Belgium wants a road vignette from 2027, and yes, Belgians will have to pay it too
A new charge to use Belgium's roads, and locals are not exempt
Here is a change that would hit every driver in the country. Belgium is planning to introduce a mandatory road vignette from 1 May 2027, meaning you would need to pay to use its motorways and regional roads, and crucially, that includes Belgian drivers, not just foreign visitors. For a nation of commuters, it is a big deal.
What is being planned
Under the plan, from 1 May 2027 every car and van driving on Belgium's main road network, both the motorways and the regional roads, would need a valid road vignette. It is part of a wider reform of vehicle taxation, and the idea has been pushed politically as a way to make foreign drivers help pay for the wear and congestion they cause on Belgian roads. For now this is a firm intention rather than fully settled law, so the details could still shift.
What it would cost
The headline figure is the annual vignette, which is expected to cost between 90 and 125 euro a year.
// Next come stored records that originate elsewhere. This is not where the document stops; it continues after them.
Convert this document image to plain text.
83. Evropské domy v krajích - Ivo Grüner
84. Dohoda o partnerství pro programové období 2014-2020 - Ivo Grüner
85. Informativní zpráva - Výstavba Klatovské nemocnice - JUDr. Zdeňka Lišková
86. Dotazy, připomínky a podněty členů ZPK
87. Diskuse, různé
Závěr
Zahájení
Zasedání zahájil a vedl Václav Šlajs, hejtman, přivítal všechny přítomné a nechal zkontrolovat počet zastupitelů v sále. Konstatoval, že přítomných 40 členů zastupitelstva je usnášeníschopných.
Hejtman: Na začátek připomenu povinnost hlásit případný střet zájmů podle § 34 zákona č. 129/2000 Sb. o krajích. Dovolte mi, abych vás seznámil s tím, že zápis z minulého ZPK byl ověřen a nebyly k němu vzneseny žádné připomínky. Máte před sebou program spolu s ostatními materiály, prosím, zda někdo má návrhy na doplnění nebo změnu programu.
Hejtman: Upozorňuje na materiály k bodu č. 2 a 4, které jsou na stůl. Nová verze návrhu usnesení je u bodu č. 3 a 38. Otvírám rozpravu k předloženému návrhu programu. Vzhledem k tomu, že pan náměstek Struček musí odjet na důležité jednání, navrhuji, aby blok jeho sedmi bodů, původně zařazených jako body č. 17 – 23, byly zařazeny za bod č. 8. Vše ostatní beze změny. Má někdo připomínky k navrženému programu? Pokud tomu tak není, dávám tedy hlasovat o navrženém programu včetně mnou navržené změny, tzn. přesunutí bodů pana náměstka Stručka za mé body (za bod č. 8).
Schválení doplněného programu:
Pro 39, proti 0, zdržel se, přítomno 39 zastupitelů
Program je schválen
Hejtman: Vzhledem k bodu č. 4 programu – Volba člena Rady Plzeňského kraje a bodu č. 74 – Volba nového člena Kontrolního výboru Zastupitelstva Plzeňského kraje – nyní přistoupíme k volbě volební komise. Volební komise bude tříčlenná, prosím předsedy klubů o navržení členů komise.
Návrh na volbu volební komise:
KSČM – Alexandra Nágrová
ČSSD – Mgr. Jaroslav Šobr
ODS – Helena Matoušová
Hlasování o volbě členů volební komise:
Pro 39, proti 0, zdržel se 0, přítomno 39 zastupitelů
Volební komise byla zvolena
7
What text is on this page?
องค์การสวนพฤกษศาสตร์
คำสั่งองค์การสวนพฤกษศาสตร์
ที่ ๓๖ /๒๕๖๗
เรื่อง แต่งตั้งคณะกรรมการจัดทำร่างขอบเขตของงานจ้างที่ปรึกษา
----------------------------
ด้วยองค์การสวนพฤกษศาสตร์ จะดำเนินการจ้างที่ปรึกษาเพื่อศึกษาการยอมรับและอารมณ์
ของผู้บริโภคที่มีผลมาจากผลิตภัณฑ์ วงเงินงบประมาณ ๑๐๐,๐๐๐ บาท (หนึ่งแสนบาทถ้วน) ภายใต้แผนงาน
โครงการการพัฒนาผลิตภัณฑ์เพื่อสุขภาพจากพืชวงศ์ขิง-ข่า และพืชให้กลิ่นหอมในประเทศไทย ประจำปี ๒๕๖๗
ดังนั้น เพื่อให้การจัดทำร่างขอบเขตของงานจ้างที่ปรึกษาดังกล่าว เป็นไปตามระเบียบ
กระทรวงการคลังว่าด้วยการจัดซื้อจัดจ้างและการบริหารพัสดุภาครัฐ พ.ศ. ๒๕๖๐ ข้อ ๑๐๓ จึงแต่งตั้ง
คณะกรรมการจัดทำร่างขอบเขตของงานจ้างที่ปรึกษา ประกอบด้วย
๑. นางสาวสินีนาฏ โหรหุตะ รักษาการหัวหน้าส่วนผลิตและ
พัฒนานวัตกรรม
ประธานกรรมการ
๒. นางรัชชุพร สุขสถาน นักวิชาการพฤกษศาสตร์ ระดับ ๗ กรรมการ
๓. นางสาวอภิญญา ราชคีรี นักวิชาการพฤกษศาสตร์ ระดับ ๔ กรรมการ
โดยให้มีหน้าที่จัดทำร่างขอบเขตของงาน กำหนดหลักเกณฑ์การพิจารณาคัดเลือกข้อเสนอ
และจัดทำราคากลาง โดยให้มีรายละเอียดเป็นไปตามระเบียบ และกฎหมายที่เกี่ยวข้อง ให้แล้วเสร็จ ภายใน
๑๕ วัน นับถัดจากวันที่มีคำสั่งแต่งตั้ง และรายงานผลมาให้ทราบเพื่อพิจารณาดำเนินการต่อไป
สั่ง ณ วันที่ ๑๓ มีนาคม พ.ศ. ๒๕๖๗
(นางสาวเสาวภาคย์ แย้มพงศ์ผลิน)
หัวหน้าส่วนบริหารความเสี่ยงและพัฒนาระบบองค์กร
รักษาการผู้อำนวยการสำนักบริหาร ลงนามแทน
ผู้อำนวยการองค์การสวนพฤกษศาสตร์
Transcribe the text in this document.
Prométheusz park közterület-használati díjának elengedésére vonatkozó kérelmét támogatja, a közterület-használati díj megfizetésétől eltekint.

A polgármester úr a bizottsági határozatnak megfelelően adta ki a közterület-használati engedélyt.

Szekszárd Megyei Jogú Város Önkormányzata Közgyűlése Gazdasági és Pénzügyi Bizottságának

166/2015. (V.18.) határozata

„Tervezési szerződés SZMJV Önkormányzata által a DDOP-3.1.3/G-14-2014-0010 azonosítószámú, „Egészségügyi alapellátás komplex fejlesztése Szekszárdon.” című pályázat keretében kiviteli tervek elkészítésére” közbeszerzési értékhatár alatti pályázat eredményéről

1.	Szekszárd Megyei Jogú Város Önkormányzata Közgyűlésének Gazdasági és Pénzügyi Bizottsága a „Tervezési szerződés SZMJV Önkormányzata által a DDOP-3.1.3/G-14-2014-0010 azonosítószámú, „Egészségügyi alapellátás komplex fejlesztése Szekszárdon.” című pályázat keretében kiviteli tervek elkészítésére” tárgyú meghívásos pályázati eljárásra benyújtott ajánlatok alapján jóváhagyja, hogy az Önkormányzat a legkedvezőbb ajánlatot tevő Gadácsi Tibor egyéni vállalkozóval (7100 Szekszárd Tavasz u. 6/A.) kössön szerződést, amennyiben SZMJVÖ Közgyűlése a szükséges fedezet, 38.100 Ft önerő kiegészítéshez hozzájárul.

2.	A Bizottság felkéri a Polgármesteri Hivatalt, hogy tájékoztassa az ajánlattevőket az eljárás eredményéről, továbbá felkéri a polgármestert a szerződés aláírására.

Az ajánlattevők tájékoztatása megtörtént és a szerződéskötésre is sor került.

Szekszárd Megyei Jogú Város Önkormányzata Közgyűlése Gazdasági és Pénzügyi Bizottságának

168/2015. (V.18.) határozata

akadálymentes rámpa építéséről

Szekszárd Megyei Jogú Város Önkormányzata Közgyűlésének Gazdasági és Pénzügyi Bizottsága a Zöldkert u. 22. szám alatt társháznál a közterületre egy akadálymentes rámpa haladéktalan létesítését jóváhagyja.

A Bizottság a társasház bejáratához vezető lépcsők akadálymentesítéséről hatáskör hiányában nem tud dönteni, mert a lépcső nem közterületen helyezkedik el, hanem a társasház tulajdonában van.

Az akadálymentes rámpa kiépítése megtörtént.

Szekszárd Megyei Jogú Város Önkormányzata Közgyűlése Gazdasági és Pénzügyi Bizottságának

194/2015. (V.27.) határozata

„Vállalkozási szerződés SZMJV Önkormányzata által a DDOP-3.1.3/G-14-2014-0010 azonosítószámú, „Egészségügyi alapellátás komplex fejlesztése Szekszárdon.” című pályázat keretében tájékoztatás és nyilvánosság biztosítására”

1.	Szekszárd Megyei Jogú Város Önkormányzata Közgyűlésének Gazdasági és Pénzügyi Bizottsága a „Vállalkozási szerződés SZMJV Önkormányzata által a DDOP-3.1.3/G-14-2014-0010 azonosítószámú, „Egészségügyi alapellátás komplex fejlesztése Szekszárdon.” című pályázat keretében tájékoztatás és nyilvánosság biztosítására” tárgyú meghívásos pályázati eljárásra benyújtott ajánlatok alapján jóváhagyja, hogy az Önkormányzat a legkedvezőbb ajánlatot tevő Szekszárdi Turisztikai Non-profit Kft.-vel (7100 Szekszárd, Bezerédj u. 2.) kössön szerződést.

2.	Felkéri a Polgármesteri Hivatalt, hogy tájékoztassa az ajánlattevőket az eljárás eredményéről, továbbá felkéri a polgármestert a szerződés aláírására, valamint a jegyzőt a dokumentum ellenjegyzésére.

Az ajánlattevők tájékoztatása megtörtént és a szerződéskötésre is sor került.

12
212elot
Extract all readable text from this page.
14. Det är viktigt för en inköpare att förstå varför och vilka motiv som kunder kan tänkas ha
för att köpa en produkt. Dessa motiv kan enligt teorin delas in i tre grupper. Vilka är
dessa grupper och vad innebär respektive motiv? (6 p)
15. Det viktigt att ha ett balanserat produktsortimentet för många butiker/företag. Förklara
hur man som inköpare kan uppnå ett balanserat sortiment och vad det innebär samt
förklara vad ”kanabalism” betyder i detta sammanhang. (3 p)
EU rules require any such scheme to also offer shorter-term options, so there should be day, ten-day or short-period vignettes too, likely priced somewhere between 10 and 20 euro, aimed mainly at occasional visitors and those just passing through.
Why Belgians can't dodge it
Here is the sting. The whole point of the vignette is to make foreign road users contribute, but European rules ban a charge that applies only to foreigners, as that would be discriminatory. So Belgian drivers will have to buy the vignette as well, and, importantly, on top of the annual road tax they already pay. For locals, then, this looks less like a tourist toll and more like an extra motoring cost, which is exactly why it is proving controversial.
AutoNext Take
We understand the logic. Plenty of European countries already run vignette systems, and making transiting foreign traffic chip in for the strain it puts on our roads is fair enough in principle. The problem is the reality for Belgian drivers: unless the annual road tax is genuinely cut to compensate, this risks simply becoming another bill on top of an already expensive way to get around. The promise of tax reform will be judged on whether locals actually end up better or worse off. For now it is a plan rather than a done deal, so the fine print matters enormously. Either way, it is one more cost pressure on Belgian motorists, who are also facing higher traffic fines, and, if you drive abroad, threats like the wave of rear-seat thefts in France. We will keep you posted as the details firm up.